Sunday, February 20, 2011

A standard VLE for Ireland?


We are at an interesting point in Irish education, where many secondary schools are moving their school systems towards VLE’s or content management systems.
Why do I use both terms, when these are clearly very different pieces of computer kit?
It’s how they are used. I’m listening to discussions in various teaching fora on the web, looking on as a parent, and for my sins trying to teach. And through all these channels I see many very different views of what computers have to do in the classroom.
At one end we have the apple tribe, with students making Imovies, engaging with apps and hitting each other over the head with ipads when they’re not texting on their iphones.
Its creative, anarchic and probably reflects a true vision of the future with these students lounging around as adults listening to their ipods and sending updates to their e-friends on facebook 2.3.
At the other end I see SCORM compliant transpositions of our traditional teaching modes “Listen to it, learn it, pass the exam and forget it”, where the computer turns into a vertically mounted examination paper with a slightly stricter method of enforcing the “Times up! Stop writing now" imperative moment.

The problem with making a national VLE recommendation as I see it is this.
We need a VLE where a class can have a discussion, where they can write a newspaper. Where they can collaborate on a movie. Where they can write a class blog, sit an exam or play serious games. We need somewhere where teachers can do everything from just putting up the homework for the class, to running a virtual classroom for housebound students whom they have never met in person.

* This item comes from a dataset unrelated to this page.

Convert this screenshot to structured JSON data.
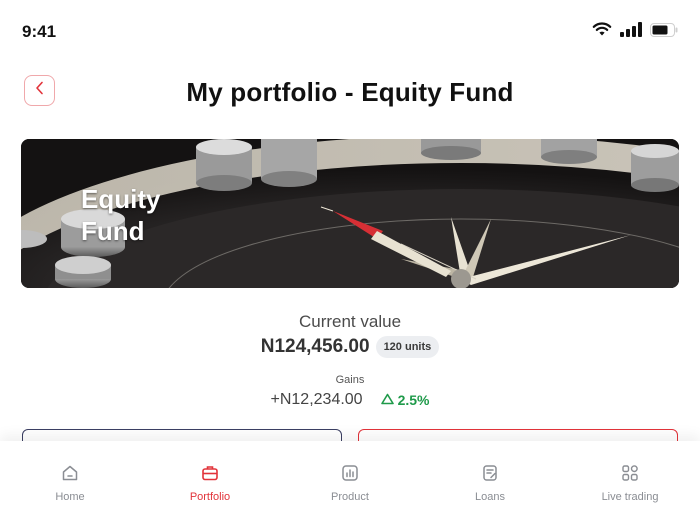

Many teachers will be in the just put up the homework camp.  They have been teaching their course for many years, are good at it and it works. These are the easy people to satisfy.  The problem is with the rest. Moodler’s and Sakai’s BB’rs Frogs and angels. Together with the vast array of teachers who have found tools like Voki and Voice thread, Youtube an Vimeo. Trailmeme or eTwinning. 
For these there may be only one real VLE, and its called the world wide web.

Refs
This piece was written after reading a truly excellent post on the history of the VLE which is linked from this blog page by Ray Tolley:
 http://efoliointheuk.blogspot.com/2011/02/evolution-of-vle.html

Tuesday, February 1, 2011

From the Irish Times:Free online course materials will revolutionise third-level education

This is a reaction to the above article by Brian Mooney writing in the Irish times today, the First of February 2011. In the article he extolled the virtues of MIT opencourseware.
MIT is great, and I love the open course ware initiative, but its only one small shelf in a very big open-source learning bookstore! Have you looked at whats available through ItunesU? This has all of the MIT stuff + Berkley +Harvard, +....hundreds of universities, and Museums and other such.  Its a great resource for the learner.
Here is another source of such materials, this came up on the CESI list in response to the Irish times article:
 http://cnx.org/ 
 
The second interesting trend is the emergence of degree replacements such as "Microsoft Certified", where it doesn't matter where you get the learning, once you sit the exams and pass, you get the piece of paper.  In this way we see the learning and the certification being de-coupled with the later being given the imprimatur of an internationally accepted (albeit commercial) standard.
City and Guilds in London used to do something like this, and The university of London also had a very early distance education program with a good reputation.  This is a field where we will see more players entering in the near future.